Take Stanley Kubrick The Shining for instance:

This movie is known for its unreliable placing. For instance, Ullman’s office is in the middle of the hotel –yet it has a window looking out. Danny is riding his tricycle around the hall and after three corners he should be outside the walls and yet he is still in the hotel. The placing (blueprint) of the Overlook Hotel doesn’t make any sense.
This could be intentional or unintentional –nobody really knows.

  I wouldn’t call this Stephen King’s The Shining. Not because King hates the movie. But mainly because Kubrick changed so many things (plus he pictured it) that it really is his signature on the movie –not King’s novella.

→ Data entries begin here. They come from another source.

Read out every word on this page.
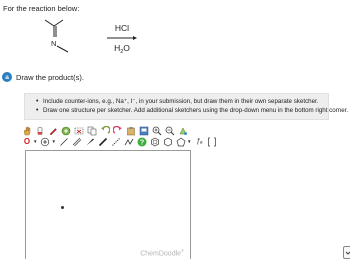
For the reaction below:
N
HCl
$H_2O$
a Draw the product(s).
• Include counter-ions, e.g., Na⁺, I⁻, in your submission, but draw them in their own separate sketcher.
• Draw one structure per sketcher. Add additional sketchers using the drop-down menu in the bottom right corner.
O ▼	▼	?	▼ ƒₐ
ChemDoodle®
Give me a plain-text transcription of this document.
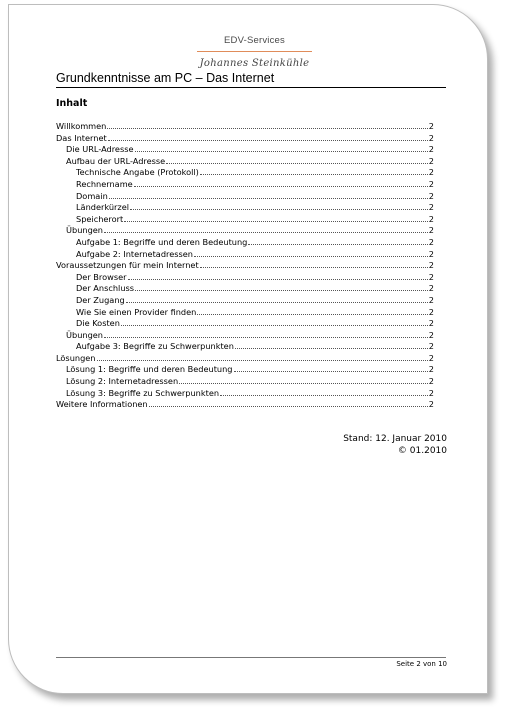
EDV-Services
Johannes Steinkühle
Grundkenntnisse am PC – Das Internet
Inhalt
Willkommen	2
Das Internet	2
Die URL-Adresse	2
Aufbau der URL-Adresse	2
Technische Angabe (Protokoll)	2
Rechnername	2
Domain	2
Länderkürzel	2
Speicherort	2
Übungen	2
Aufgabe 1: Begriffe und deren Bedeutung	2
Aufgabe 2: Internetadressen	2
Voraussetzungen für mein Internet	2
Der Browser	2
Der Anschluss	2
Der Zugang	2
Wie Sie einen Provider finden	2
Die Kosten	2
Übungen	2
Aufgabe 3: Begriffe zu Schwerpunkten	2
Lösungen	2
Lösung 1: Begriffe und deren Bedeutung	2
Lösung 2: Internetadressen	2
Lösung 3: Begriffe zu Schwerpunkten	2
Weitere Informationen	2
Stand: 12. Januar 2010
© 01.2010
Seite 2 von 10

What we do know is that The Shining takes place at a scary ‘space’ – a haunted hotel with very few people inside it. Now, considering that the places are unreliable (intentional or not). And the fact that, for the main characters, the places become smaller and smaller (a freezer for Jack, a cupboard for Danny). It is no wonder that The Shining is heralded as one of the best horror movies of all time. It uses the best elements from both space (a haunted spot on the world map with few people in it) and place (destroying the safe environment by shrinking it) to the utmost effect.

Conclusion

What I wanted to try with this little article is for readers to forget all about the blood and gore in a standard horror movie. Horror isn’t about blood, never has been. Horror is about inducing fear into the viewer. One of the best ways of doing this is by taking away that which is reliable. So a house becomes dangerous if it is haunted (space) and more so if it shrinks your safe havens (place). In the end horror has every intention of making you feel uncomfortable and the first trick in the book is to make that what you know scary.